30/07/2005
L'amico della
Io non ho letto l’ultima opera di Ricotta. Mi è stata raccontata, somministrata a piccole dosi come per curare uno stato di anemia e infondere euforia alla creatività dormiente, o come un veleno, blando, che aiuta a liberarsi dalla maschera ghignante del quotidiano. A poco a poco, capitoli, pagine, brandelli scomposti, nei nostri incontri dell’ultimo decennio, lasciando a me il compito oneroso di dare un posto alle tessere del mosaico, per ricomporre un quadro che fosse quanto più vicino possibile alla realtà narrata.
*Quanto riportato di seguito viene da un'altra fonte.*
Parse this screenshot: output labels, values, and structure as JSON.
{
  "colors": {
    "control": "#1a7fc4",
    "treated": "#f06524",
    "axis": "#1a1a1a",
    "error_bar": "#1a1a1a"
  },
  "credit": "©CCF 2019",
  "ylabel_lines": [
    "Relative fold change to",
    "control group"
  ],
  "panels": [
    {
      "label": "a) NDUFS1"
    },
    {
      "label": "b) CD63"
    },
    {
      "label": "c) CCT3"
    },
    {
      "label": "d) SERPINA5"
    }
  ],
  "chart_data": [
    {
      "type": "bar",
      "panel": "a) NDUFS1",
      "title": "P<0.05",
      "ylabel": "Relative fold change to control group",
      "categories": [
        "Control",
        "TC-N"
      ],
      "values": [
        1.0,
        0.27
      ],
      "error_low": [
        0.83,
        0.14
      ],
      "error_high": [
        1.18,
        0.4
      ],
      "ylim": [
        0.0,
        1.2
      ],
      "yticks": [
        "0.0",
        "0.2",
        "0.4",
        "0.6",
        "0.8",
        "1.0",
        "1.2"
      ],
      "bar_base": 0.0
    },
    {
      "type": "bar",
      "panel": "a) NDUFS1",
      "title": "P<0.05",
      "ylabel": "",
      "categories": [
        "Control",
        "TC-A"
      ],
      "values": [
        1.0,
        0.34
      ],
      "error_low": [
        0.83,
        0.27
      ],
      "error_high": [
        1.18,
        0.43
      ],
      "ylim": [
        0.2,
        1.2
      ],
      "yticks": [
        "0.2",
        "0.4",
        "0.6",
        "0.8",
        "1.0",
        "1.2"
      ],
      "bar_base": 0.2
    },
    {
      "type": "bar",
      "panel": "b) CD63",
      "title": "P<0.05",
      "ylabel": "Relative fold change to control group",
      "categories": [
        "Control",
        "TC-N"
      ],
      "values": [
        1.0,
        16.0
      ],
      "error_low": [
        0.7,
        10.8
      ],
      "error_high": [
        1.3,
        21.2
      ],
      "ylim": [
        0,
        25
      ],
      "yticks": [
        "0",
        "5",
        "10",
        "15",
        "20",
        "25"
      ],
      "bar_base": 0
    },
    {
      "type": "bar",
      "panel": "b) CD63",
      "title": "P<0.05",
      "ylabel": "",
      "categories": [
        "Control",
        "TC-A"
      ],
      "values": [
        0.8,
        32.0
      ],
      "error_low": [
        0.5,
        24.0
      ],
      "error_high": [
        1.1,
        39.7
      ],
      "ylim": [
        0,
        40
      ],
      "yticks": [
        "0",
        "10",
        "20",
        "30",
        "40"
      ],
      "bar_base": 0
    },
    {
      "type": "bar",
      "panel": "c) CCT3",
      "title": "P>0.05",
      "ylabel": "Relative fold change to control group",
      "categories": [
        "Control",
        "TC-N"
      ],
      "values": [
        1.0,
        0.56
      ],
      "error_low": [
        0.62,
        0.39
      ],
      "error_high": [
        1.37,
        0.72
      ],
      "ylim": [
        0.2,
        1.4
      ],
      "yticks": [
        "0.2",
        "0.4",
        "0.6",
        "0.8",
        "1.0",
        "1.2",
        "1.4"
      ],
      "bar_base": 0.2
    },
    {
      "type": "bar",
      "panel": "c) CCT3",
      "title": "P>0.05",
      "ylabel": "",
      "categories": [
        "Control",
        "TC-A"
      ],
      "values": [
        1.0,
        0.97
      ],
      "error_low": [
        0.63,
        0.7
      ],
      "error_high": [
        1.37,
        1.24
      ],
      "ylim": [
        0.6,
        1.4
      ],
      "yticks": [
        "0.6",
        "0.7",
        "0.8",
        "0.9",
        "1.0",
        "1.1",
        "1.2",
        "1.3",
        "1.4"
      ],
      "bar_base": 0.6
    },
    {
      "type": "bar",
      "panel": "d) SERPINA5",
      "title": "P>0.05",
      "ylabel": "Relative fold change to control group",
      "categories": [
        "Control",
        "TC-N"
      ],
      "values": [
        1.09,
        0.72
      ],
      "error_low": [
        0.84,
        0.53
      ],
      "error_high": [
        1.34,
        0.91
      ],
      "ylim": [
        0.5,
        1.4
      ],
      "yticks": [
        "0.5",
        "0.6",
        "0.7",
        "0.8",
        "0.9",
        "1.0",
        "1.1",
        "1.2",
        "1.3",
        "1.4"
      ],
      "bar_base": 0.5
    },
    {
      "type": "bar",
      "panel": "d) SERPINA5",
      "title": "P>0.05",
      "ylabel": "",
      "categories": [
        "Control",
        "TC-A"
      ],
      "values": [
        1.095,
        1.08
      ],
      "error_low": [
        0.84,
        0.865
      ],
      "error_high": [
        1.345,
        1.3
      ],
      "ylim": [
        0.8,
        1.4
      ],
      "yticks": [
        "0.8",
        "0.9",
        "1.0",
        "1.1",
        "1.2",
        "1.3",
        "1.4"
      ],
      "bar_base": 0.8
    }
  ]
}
Spesso saltava frasi, una descrizione, un’immagine intima. Pudore di mostrare senza veli la sua storia? Ma quel che occultava non era difficile da immaginare, troppo vicine le nostre vite, simili le esperienze che hanno mosso i nostri passi, unico l’ambiente, il suo mondo, il mio. Frammenti di vita messi insieme a fatica che l’autore racconta a se stesso per non dimenticare. Padre Deodato, immagine di un passato visto con occhi nostalgici di fanciullo, il fratello maggiore, sostegno sicuro alle prime incertezze, San Frangiore, contrada d’elezione, giardino fatato dei giochi, con le sue grotte e i suoi anfratti da usare a nascondiglio. Un mondo rivissuto che conserva intatto un passato che si snoda nella lotta tra l’apparire e l’essere. L’autore, da uomo profondamente religioso, capace di scandagliare le profondità nascoste dell’anima sofferente, ha scelto l’essere. Ha avuto il coraggio di non disperdere la sua esperienza lasciandosi trascinare dalla fantasia, anzi, l’ha controllata da vicino per non esserne travolto, così come ha controllato la lingua, rifuggendo da ogni barocchismo. Il suo linguaggio è diretto, asciutto, essenziale, non un aggettivo sprecato. Egli non ha giocato con le parole facendone ghirlande, ma ha usato quelle che servivano, il superfluo l’ha gettato via. La sua vita: l’emblema di ogni vita nella sua corsa dalla sofferenza alla redenzione. La sua santità: l’apertura incondizionata del suo animo verso l’altro, il prossimo.